4) Contrary to what appears to be the conventional wisdom, structural realism, properly understood, has more trouble explaining the competitive military policies the superpowers pursued during the latter half of the Cold War than it does explaining the less competitive policies that have followed it.
· This because standard arguments claims that bipolarity is more stable and that rivalry is the pattern to be maintained, however, they miss the fact that was the aarms competition of this bipolar rivalry that lead to a situation in which the security dilemma was greatly reduced, if not entirely eliminated, by the superpowers’ acquisition of nuclear weapon in a level that defense dominance was clear enough and distinguishable enough from offensive capabilities as to reduce the complexity of arms control agreements that were required to slow competition.
5) Contrary to the standard interpretation, structural-realist analysis offers generally optimistic predictions about the future of conflict between Europe’s major powers.
a) Uncertainties about whether allies will meet their commitments matter less because countries can maintain adequate deterrent capabilities on their own.
b) Increases in the miscalculation of capabilities will be smaller because capabilities are less sensitive to differences in the size and quality of forces.
c) The ability of a major power to gain military superiority by ganging up against other major powers is greatly reduced if not eliminated.
o Because nuclear weapons provide very large advantage for defense, a multipolar Europe can largely avoid these problems.
6) This analysis also indicates a likely source of tension.
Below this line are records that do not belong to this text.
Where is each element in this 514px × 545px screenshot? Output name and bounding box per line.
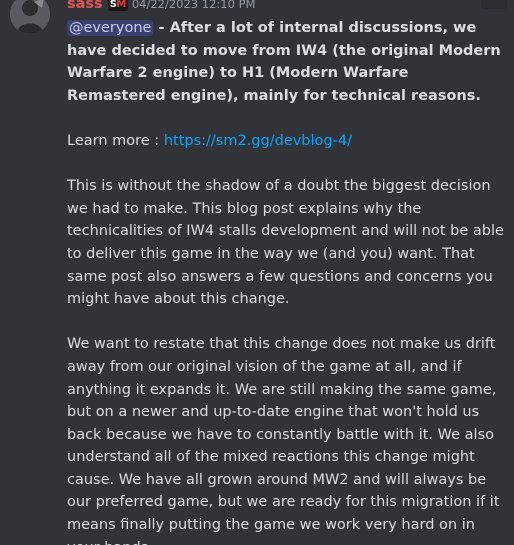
learn-more-line: Learn more : https://sm2.gg/devblog-4/	[67, 130, 507, 153]
timestamp: 04/22/2023 12:10 PM	[131, 0, 256, 11]
message-content: @everyone - After a lot of internal disc…	[67, 17, 507, 545]
devblog-link[interactable]: https://sm2.gg/devblog-4/	[164, 133, 352, 149]
avatar[interactable]	[10, 0, 50, 34]
author-name[interactable]: sass	[67, 0, 103, 12]
learn-more-label: Learn more :	[67, 132, 164, 149]
message-header: sass SM 04/22/2023 12:10 PM	[67, 0, 255, 15]
everyone-mention[interactable]: @everyone	[67, 20, 154, 36]
avatar-image	[10, 0, 50, 34]
explanation-paragraph: This is without the shadow of a doubt th…	[67, 178, 504, 308]
restatement-paragraph: We want to restate that this change does…	[67, 336, 500, 545]
message-actions-button[interactable]	[481, 0, 507, 9]
badge-letter-s: S	[109, 0, 117, 10]
announcement-paragraph: @everyone - After a lot of internal disc…	[67, 17, 507, 107]
role-badge[interactable]: SM	[107, 0, 128, 11]
badge-letter-m: M	[116, 0, 126, 10]
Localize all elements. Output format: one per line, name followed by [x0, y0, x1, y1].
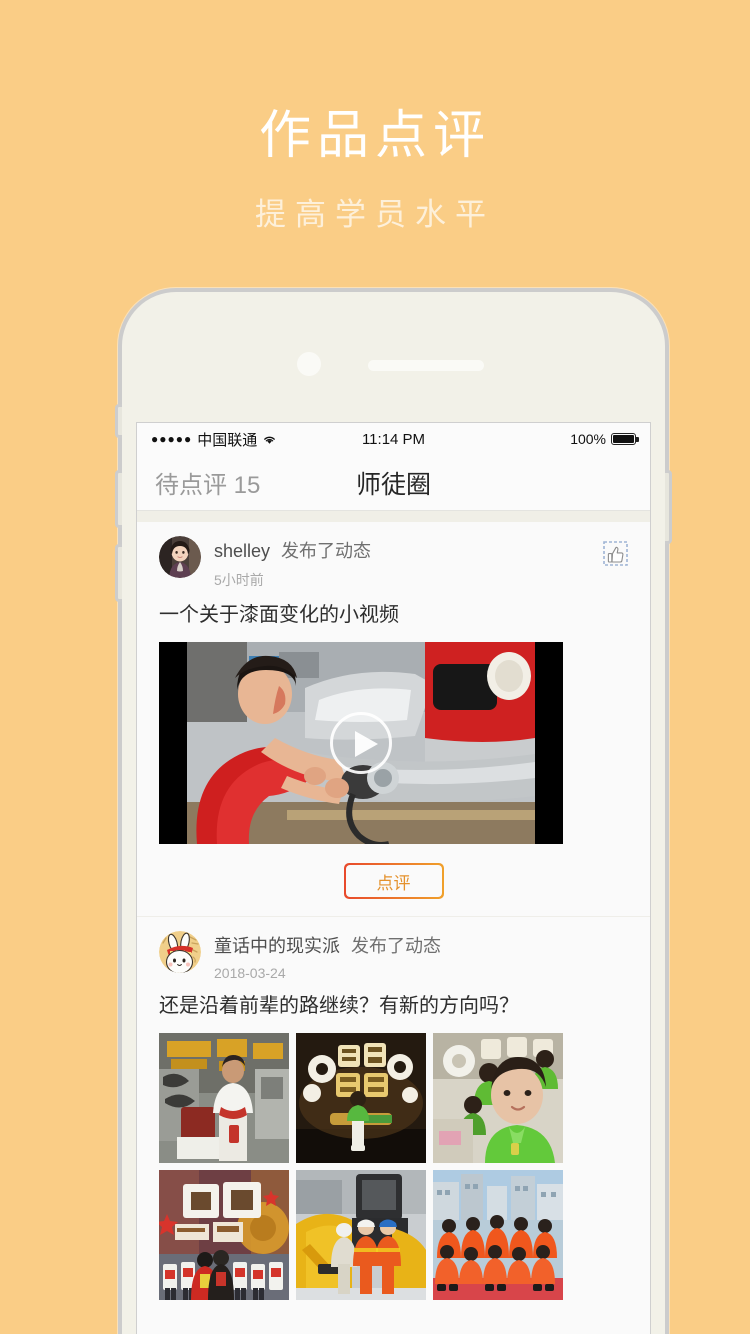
grid-image-4[interactable]: [159, 1170, 289, 1300]
grid-image-1[interactable]: [159, 1033, 289, 1163]
front-camera-icon: [296, 352, 321, 376]
post-text: 还是沿着前辈的路继续？有新的方向吗？: [159, 995, 519, 1017]
avatar-rabbit[interactable]: [159, 931, 201, 973]
earpiece-speaker: [367, 360, 484, 371]
power-button[interactable]: [665, 470, 672, 544]
battery-percent-label: 100%: [570, 431, 606, 447]
post-meta: shelley 发布了动态 5小时前: [214, 536, 371, 590]
hero-banner: 作品点评 提高学员水平: [0, 0, 750, 290]
carrier-label: 中国联通: [197, 431, 258, 449]
volume-up-button[interactable]: [115, 470, 122, 528]
feed-post[interactable]: 童话中的现实派 发布了动态 2018-03-24 还是沿着前辈的路继续？有新的方…: [137, 917, 650, 1314]
wifi-icon: [262, 434, 277, 445]
thumbs-up-icon[interactable]: [603, 541, 628, 566]
page-title: 师徒圈: [355, 470, 431, 499]
post-header: shelley 发布了动态 5小时前: [159, 536, 628, 590]
review-button-label: 点评: [345, 865, 442, 897]
post-author[interactable]: 童话中的现实派: [214, 932, 340, 958]
hero-title: 作品点评: [258, 107, 491, 165]
volume-down-button[interactable]: [115, 544, 122, 602]
status-bar: ●●●●● 中国联通 11:14 PM 100%: [137, 423, 650, 455]
grid-image-3[interactable]: [433, 1033, 563, 1163]
post-action: 发布了动态: [281, 541, 372, 561]
post-timestamp: 5小时前: [214, 572, 264, 588]
battery-icon: [611, 433, 639, 445]
post-meta: 童话中的现实派 发布了动态 2018-03-24: [214, 931, 441, 981]
grid-image-2[interactable]: [296, 1033, 426, 1163]
phone-screen: ●●●●● 中国联通 11:14 PM 100% 待点评 15 师徒圈 shel…: [136, 422, 651, 1334]
avatar-shelley[interactable]: [159, 536, 201, 578]
post-image-grid: [159, 1033, 628, 1314]
section-spacer: [137, 511, 650, 522]
review-button[interactable]: 点评: [343, 863, 444, 899]
signal-strength-icon: ●●●●●: [151, 432, 193, 446]
phone-mockup: ●●●●● 中国联通 11:14 PM 100% 待点评 15 师徒圈 shel…: [115, 288, 672, 1334]
feed-list: shelley 发布了动态 5小时前 一个关于漆面变化的小视频 点评 童话中的现…: [137, 522, 650, 1314]
status-bar-left: ●●●●● 中国联通: [151, 429, 277, 450]
grid-image-6[interactable]: [433, 1170, 563, 1300]
status-bar-right: 100%: [570, 431, 639, 447]
post-video-thumbnail[interactable]: [159, 642, 563, 844]
post-actions: 点评: [159, 844, 628, 916]
navigation-bar: 待点评 15 师徒圈: [137, 455, 650, 510]
post-action: 发布了动态: [351, 936, 441, 956]
hero-subtitle: 提高学员水平: [255, 197, 495, 233]
grid-image-5[interactable]: [296, 1170, 426, 1300]
feed-post[interactable]: shelley 发布了动态 5小时前 一个关于漆面变化的小视频 点评: [137, 522, 650, 916]
post-header: 童话中的现实派 发布了动态 2018-03-24: [159, 931, 628, 981]
mute-switch[interactable]: [115, 404, 122, 438]
post-text: 一个关于漆面变化的小视频: [159, 604, 399, 626]
play-icon[interactable]: [330, 712, 392, 774]
post-author[interactable]: shelley: [214, 541, 270, 562]
post-timestamp: 2018-03-24: [214, 965, 286, 981]
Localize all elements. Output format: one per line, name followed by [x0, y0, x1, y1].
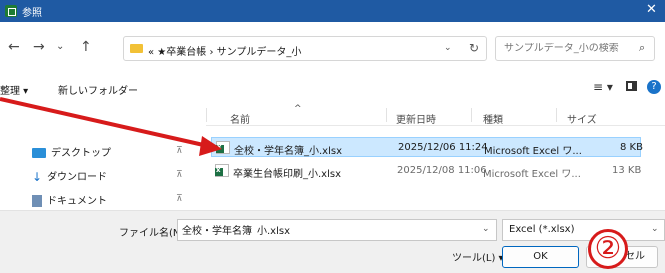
close-icon[interactable]: ✕: [646, 2, 657, 17]
address-box[interactable]: « ★卒業台帳 › サンプルデータ_小 ⌄ ↻: [123, 36, 487, 61]
file-type-filter-value: Excel (*.xlsx): [509, 224, 575, 235]
column-name[interactable]: 名前: [230, 111, 250, 126]
back-arrow-icon[interactable]: ←: [8, 39, 20, 55]
address-bar: ← → ⌄ ↑ « ★卒業台帳 › サンプルデータ_小 ⌄ ↻ ⌕: [0, 32, 665, 62]
file-name-input[interactable]: [182, 224, 472, 235]
chevron-down-icon[interactable]: ⌄: [444, 43, 452, 53]
chevron-down-icon[interactable]: ⌄: [651, 224, 659, 234]
nav-item-label: デスクトップ: [51, 148, 111, 159]
nav-item-documents[interactable]: ドキュメント: [32, 192, 107, 210]
column-separator[interactable]: [471, 108, 472, 122]
tools-menu[interactable]: ツール(L) ▾: [452, 249, 504, 264]
search-box[interactable]: ⌕: [495, 36, 655, 61]
column-type[interactable]: 種類: [483, 111, 503, 126]
new-folder-button[interactable]: 新しいフォルダー: [58, 82, 138, 97]
title-bar: 参照 ✕: [0, 0, 665, 22]
preview-pane-icon[interactable]: [626, 81, 637, 91]
nav-item-downloads[interactable]: ↓ ダウンロード: [32, 168, 107, 186]
excel-file-icon: [216, 141, 230, 154]
column-size[interactable]: サイズ: [567, 111, 597, 126]
breadcrumb[interactable]: « ★卒業台帳 › サンプルデータ_小: [148, 43, 301, 58]
nav-item-desktop[interactable]: デスクトップ: [32, 144, 111, 162]
file-list: 名前 ^ 更新日時 種類 サイズ 全校・学年名簿_小.xlsx 2025/12/…: [206, 104, 665, 210]
pin-icon[interactable]: ⊼: [176, 170, 183, 180]
file-name: 卒業生台帳印刷_小.xlsx: [233, 169, 342, 180]
column-separator[interactable]: [386, 108, 387, 122]
file-row[interactable]: 卒業生台帳印刷_小.xlsx 2025/12/08 11:06 Microsof…: [211, 161, 641, 181]
file-size: 13 KB: [612, 165, 642, 176]
view-options-icon[interactable]: ≡ ▾: [593, 80, 613, 94]
pin-icon[interactable]: ⊼: [176, 194, 183, 204]
file-modified: 2025/12/06 11:24: [398, 142, 488, 153]
help-icon[interactable]: ?: [647, 80, 661, 94]
recent-chevron-icon[interactable]: ⌄: [56, 41, 64, 52]
nav-item-label: ダウンロード: [47, 172, 108, 183]
window-title: 参照: [22, 8, 42, 19]
document-icon: [32, 195, 42, 207]
file-name-combobox[interactable]: ⌄: [177, 219, 497, 241]
ok-button[interactable]: OK: [502, 246, 579, 268]
pin-icon[interactable]: ⊼: [176, 146, 183, 156]
chevron-down-icon[interactable]: ⌄: [482, 224, 490, 234]
file-type: Microsoft Excel ワ...: [484, 146, 582, 157]
file-modified: 2025/12/08 11:06: [397, 165, 487, 176]
search-input[interactable]: [504, 43, 624, 54]
desktop-icon: [32, 148, 46, 158]
file-row[interactable]: 全校・学年名簿_小.xlsx 2025/12/06 11:24 Microsof…: [211, 137, 643, 157]
folder-icon: [130, 44, 143, 53]
column-header-row: 名前 ^ 更新日時 種類 サイズ: [206, 104, 665, 126]
nav-item-label: ドキュメント: [47, 196, 107, 207]
download-icon: ↓: [32, 170, 43, 184]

Current nuclear powers will face conflicting pressures if other major or intermediate powers – most obviously Germany and Ukraine – decide they need nuclear power.
o On the one hand, structural arguments hold that the nuclear powers should welcome security that nuclear brings.
o On the other hand, nuclear powers also tend to avoid traditional wars because nuclear development lead to a decrease in traditional weapons, reducing their confidence in a traditional war.
o NATO comes as a security measure which stops the Germany nuclear claim, however, there is no such thing for Ukraine.